I realize now that in a way, it would have been better if I had been convicted of something. At least then I’d have a lawyer and I could appeal. Instead, I’m serving life without parole and I can’t even argue my own case, because if they so much as suspect that I’ve got my marbles back, they’ll have me back under chemical restraint before you can say phenothiazine.
So come to think of it, yeah, maybe I am a little crazy by now. But can you blame me? I’m only twenty-five years old, but I’ve already been lied to and betrayed by everyone I’ve ever trusted, robbed of my freedom and robbed of my mind, then locked up for life in this shithole they call Meadows Road.

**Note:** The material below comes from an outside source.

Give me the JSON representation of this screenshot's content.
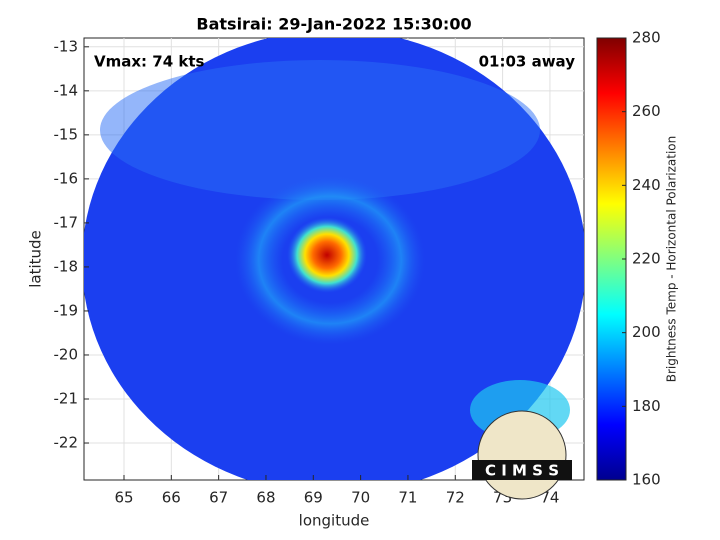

And I don’t even know why.
My grandparents do, though. And thanks to some information one of the inmates gave me yesterday morning, I may get a chance to ask them about it any day now, face-to-face, live and in person.
And when I’ve finished discussing matters with Fred and Evelyn, there are a few other people I’d like to have a word or two with.
I know, I know, everybody says that living well is the best revenge. But for me, living well is probably an unrealistic goal, even if I do manage to make it out of here. So I guess I’m going to have to settle for second best: seeing every single one of the treacherous, backstabbing bastards on my list die slow and painful deaths, and maybe even sticking around long enough to watch the turkey vultures munch-munch-munching on their remains.